8. I'm getting a bit confused on summation of postsynaptic potentials. This is my understanding: graded potentials aggregate to produce an AP at axon hillock of neuron. AP travels down the axon, opens Ca2+ gated channels, Ca2+ rushes in, vesicles bind and release neurotransmitter. The neuron's job is now done.

Essentially yes, the job of that neuron is now down...but remember that all of the things that will happen in the NEXT neuron were what happened at the dendrites to this neuron.  The IPSPs and EPSPs ARE the graded potentials that aggregated to produce the AP at the axon hillock of that neuron.  When we are taking about the neuromuscular junction, that is where it gets a bit more specific.

Now, what do graded IPSPs and EPSPs have to do with anything? AP was relayed across the neurmuscular cleft in a chemical method. That should result in an action potential or inhibitory effect on the postsynaptic cell. 

As I mentioned above, the IPSPs and the EPSPs ARE the graded potentials that aggregated to produce the AP at the axon hillock of the neuron.  In this case we will consider that that neuron was a motor neuron (but know there are MANY neuron to neuron connections within the CNS and much of the details of the tracks within that system that are known within research will be covered next semester in the Neuro unit).  The chemical synapse at the neuromuscular junction, however, is just a bit more specific in that it creates a similar graded potential in the muscle, but we call this an endplate potential (covered above in question #1), and due to the fact that it is solely excitatory (always releases ACh that bind to nAChR that allow for the influx of + charges to depolarize the motor endplate), it will ALWAYS activate the surrounding voltage-gated Na+ and K+ channels activating an action potential on the postsynaptic cell (the muscle cell).

What the slide seems to imply is that individual receptors are causing graded potentials inside the post synaptic cell which then summate to excite/inhibit the cell.

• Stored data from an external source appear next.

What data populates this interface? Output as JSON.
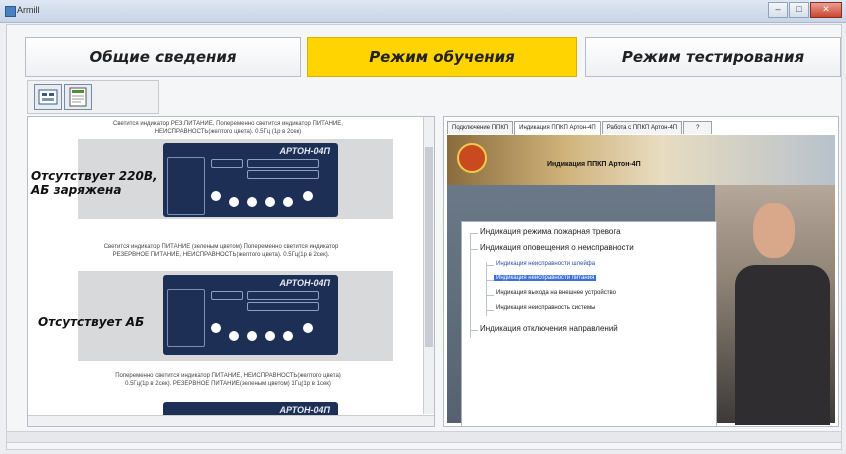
{
  "window": {
    "title": "Armill",
    "min": "–",
    "max": "□",
    "close": "✕"
  },
  "modes": [
    {
      "label": "Общие сведения"
    },
    {
      "label": "Режим обучения"
    },
    {
      "label": "Режим тестирования"
    }
  ],
  "toolbar": {
    "icons": [
      "layout-view-icon",
      "document-view-icon"
    ]
  },
  "left": {
    "captions": [
      "Светится индикатор РЕЗ.ПИТАНИЕ. Попеременно светится индикатор ПИТАНИЕ,",
      "НЕИСПРАВНОСТЬ(желтого цвета). 0.5Гц (1р в 2сек)",
      "Светится индикатор ПИТАНИЕ (зеленым цветом) Попеременно светится индикатор",
      "РЕЗЕРВНОЕ ПИТАНИЕ, НЕИСПРАВНОСТЬ(желтого цвета). 0.5Гц(1р в 2сек).",
      "Попеременно светится индикатор ПИТАНИЕ, НЕИСПРАВНОСТЬ(желтого цвета)",
      "0.5Гц(1р в 2сек). РЕЗЕРВНОЕ ПИТАНИЕ(зеленым цветом) 1Гц(1р в 1сек)"
    ],
    "label1_line1": "Отсутствует 220В,",
    "label1_line2": "АБ заряжена",
    "label2": "Отсутствует АБ",
    "panel_name": "АРТОН-04П"
  },
  "right": {
    "tabs": [
      "Подключение ППКП",
      "Индикация ППКП Артон-4П",
      "Работа с ППКП Артон-4П",
      "?"
    ],
    "banner_title": "Индикация ППКП Артон-4П",
    "tree": [
      "Индикация режима пожарная тревога",
      "Индикация оповещения о неисправности",
      "Индикация неисправности шлейфа",
      "Индикация неисправности питания",
      "Индикация выхода на внешнее устройство",
      "Индикация неисправность системы",
      "Индикация отключения направлений"
    ]
  },
  "colors": {
    "accent": "#ffd400",
    "panel": "#1d2f55",
    "selection": "#3a6fd8"
  }
}
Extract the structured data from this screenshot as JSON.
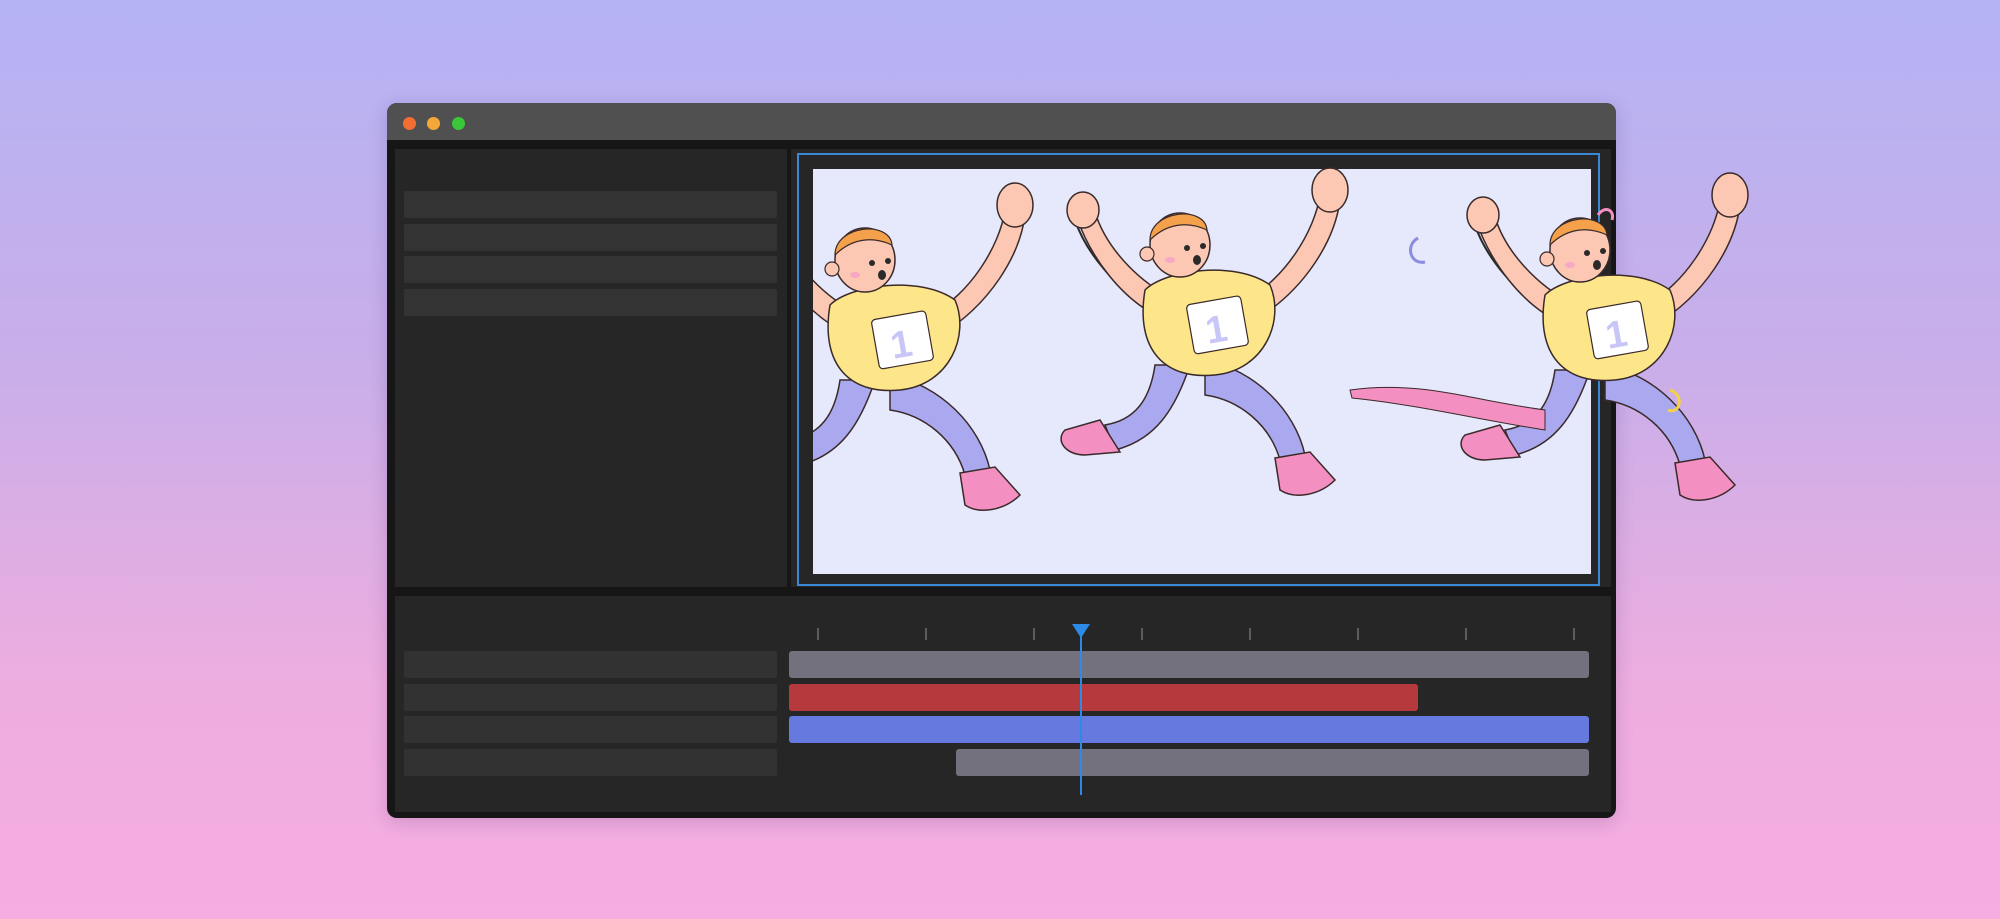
{
  "window": {
    "controls": [
      "close-icon",
      "minimize-icon",
      "maximize-icon"
    ]
  },
  "left_panel": {
    "rows": 4
  },
  "preview": {
    "illustration": "running-characters-image",
    "character_number": "1"
  },
  "timeline": {
    "tick_count": 8,
    "tracks": [
      {
        "name": "track-1",
        "clip_color": "#72717d"
      },
      {
        "name": "track-2",
        "clip_color": "#b63a3d"
      },
      {
        "name": "track-3",
        "clip_color": "#6679df"
      },
      {
        "name": "track-4",
        "clip_color": "#72717d"
      }
    ],
    "playhead_color": "#2d8ae6"
  },
  "colors": {
    "window_bg": "#161616",
    "titlebar": "#505050",
    "panel": "#262626",
    "row": "#333333",
    "selection": "#3b89d6",
    "canvas": "#e6e8fb"
  }
}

Whatever happened to one AP in presynpatic cell leads to one AP in post synaptic cell? 

Within the CNS, the graded potentials (both excitatory/EPSP or inhibitory/IPSP) summate to either trigger an action potential at the axon hillock, or to not summate enough to reach threshold to trigger an action potential.  At the NMJ, however, as stated above, it is always excitatory and it is enough excitation produced on the motor endplate that you will trigger an action potential in the postsynaptic cell or the muscle cell.

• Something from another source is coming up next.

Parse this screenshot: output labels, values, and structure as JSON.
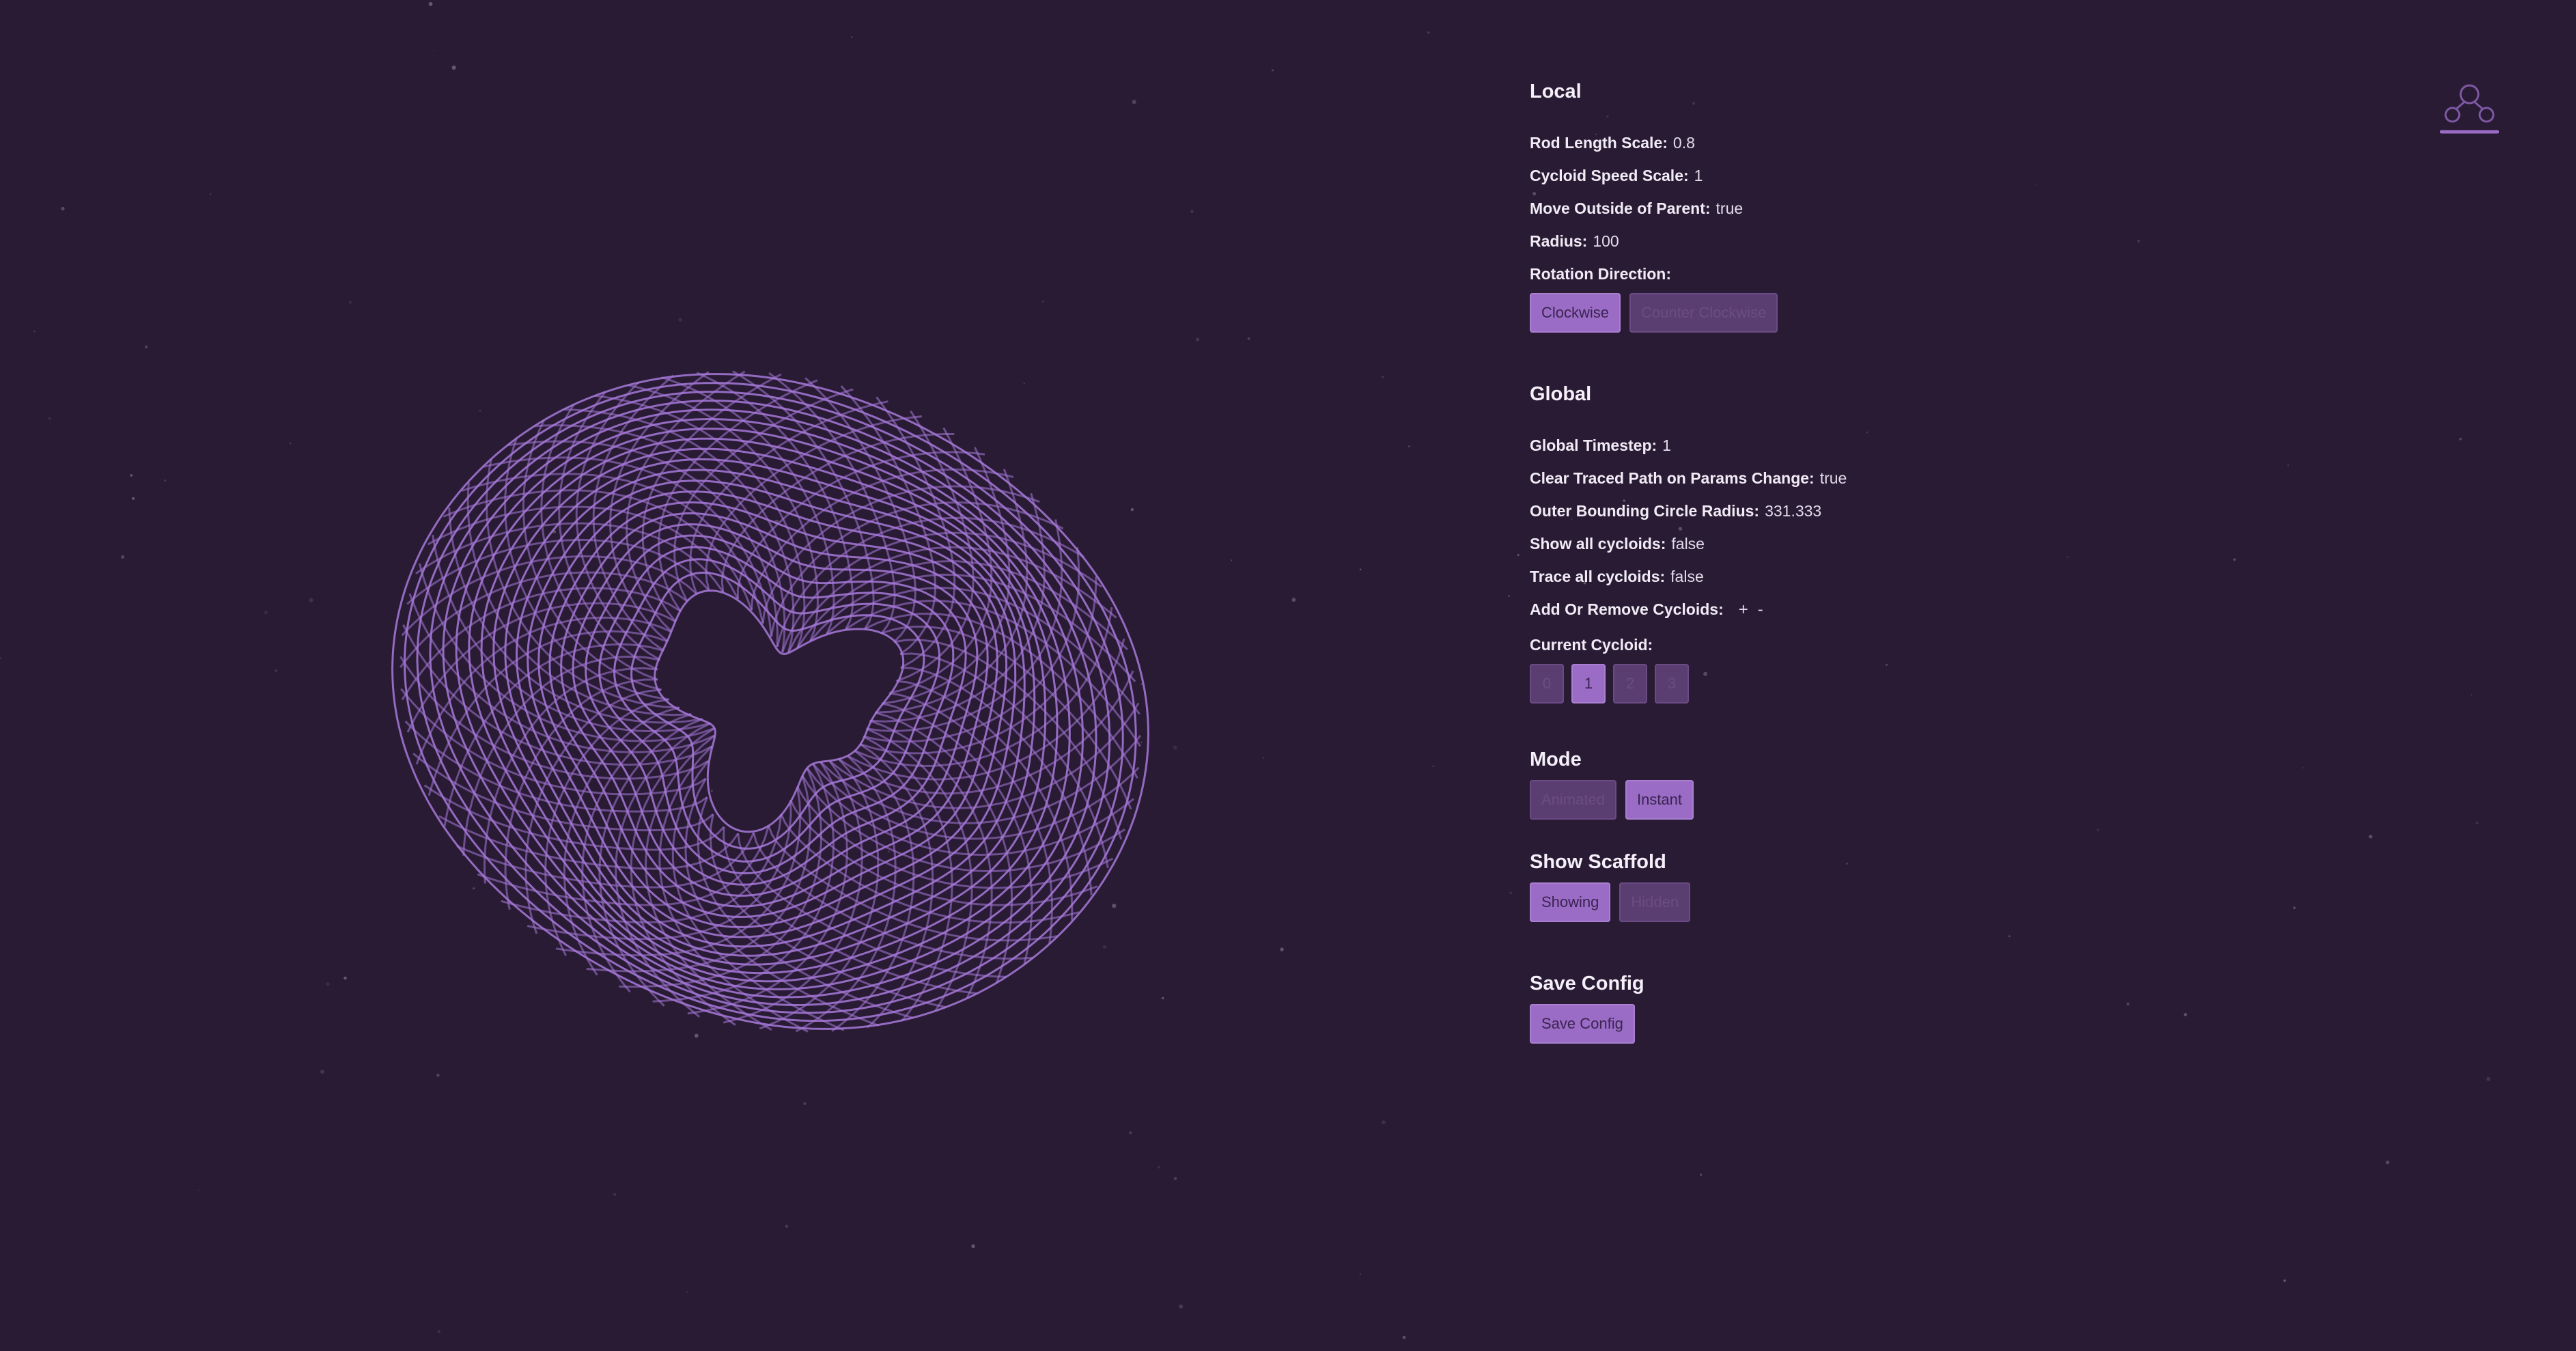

Are there, perhaps, multiple nerotransmitter types being stored in vesicles that could maybe account for a pre-syn AP not having enough (of a certain type) to excite a post-syn cell to produce an AP of its own? If that is the case, how is the cell ever able to get a proper response from a mixed neurotransmitter package if it can have both inhibitory and excitory components? 

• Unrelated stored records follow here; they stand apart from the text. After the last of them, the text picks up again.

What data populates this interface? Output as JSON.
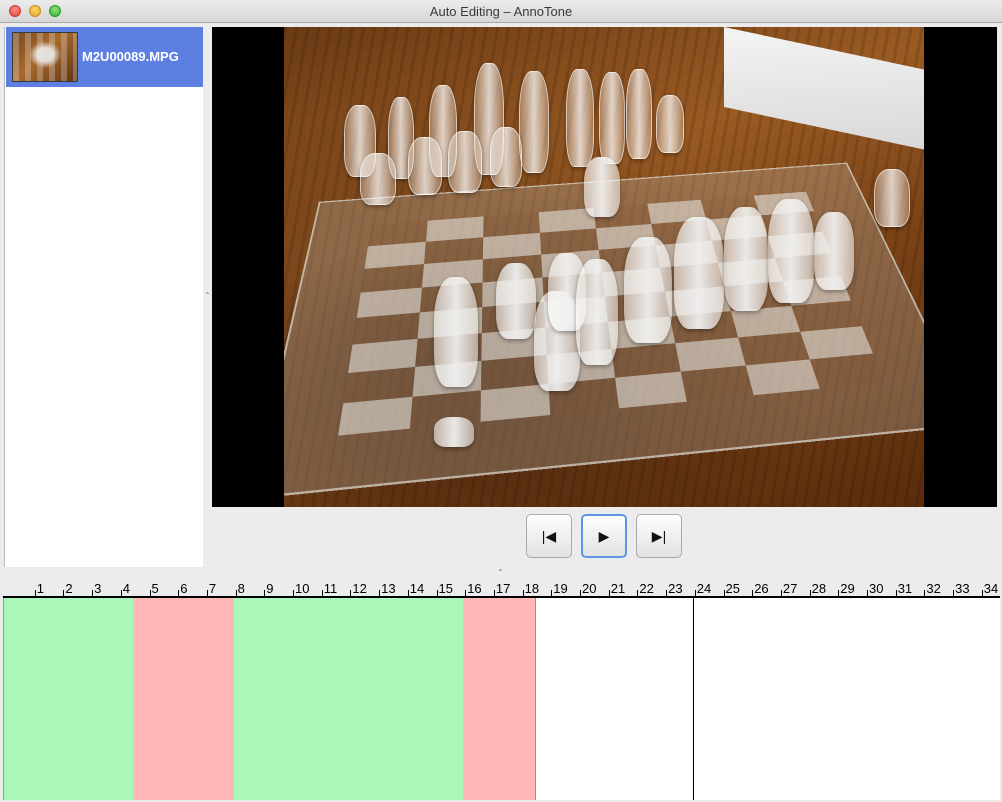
{
  "window": {
    "title": "Auto Editing – AnnoTone"
  },
  "clips": [
    {
      "name": "M2U00089.MPG",
      "selected": true
    }
  ],
  "controls": {
    "prev_label": "|◀",
    "play_label": "▶",
    "next_label": "▶|",
    "prev_icon": "skip-to-start-icon",
    "play_icon": "play-icon",
    "next_icon": "skip-to-end-icon"
  },
  "timeline": {
    "tick_labels": [
      "1",
      "2",
      "3",
      "4",
      "5",
      "6",
      "7",
      "8",
      "9",
      "10",
      "11",
      "12",
      "13",
      "14",
      "15",
      "16",
      "17",
      "18",
      "19",
      "20",
      "21",
      "22",
      "23",
      "24",
      "25",
      "26",
      "27",
      "28",
      "29",
      "30",
      "31",
      "32",
      "33",
      "34"
    ],
    "segments": [
      {
        "start": 0.0,
        "end": 4.5,
        "state": "keep"
      },
      {
        "start": 4.5,
        "end": 8.0,
        "state": "cut"
      },
      {
        "start": 8.0,
        "end": 16.0,
        "state": "keep"
      },
      {
        "start": 16.0,
        "end": 18.5,
        "state": "cut"
      }
    ],
    "playhead": 24.0,
    "colors": {
      "keep": "#a9f7b9",
      "cut": "#ffb7b7"
    }
  }
}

NO, there are ONLY a single type of neurotrasnmitters in a single vesicle (at least not yet discovered).  However, in some synapses there are multiple types of vesicles (each containing there own type of neurotransmitter).  Remember, it is the RECEPTOR on the postsynaptic side that relays the information from those neurotransmitters.  Therefore, there could be multiple information happening at one single synapse.  For example, you could have a simple excitatory neurotransmitter like glucose, but also within that synapse could be released a peptidergic neurotransmitter that could cause a metabotropic response that is a much longer-lived response and may support the initial excitation of the membrane.  Much of the details of these synergistic events are not yet worked out within the science of our CNS.  However, as you can imagine they could work together to make action potentials occur and/or to make the response at a synapse work better or worse.  You will cover some of this next semester, but much of the more known details of these types of manipulations are beyond the scope of basic medicine and not fully understood within the scientific research as well...looks like there are PLENTY of fellowships waiting for you!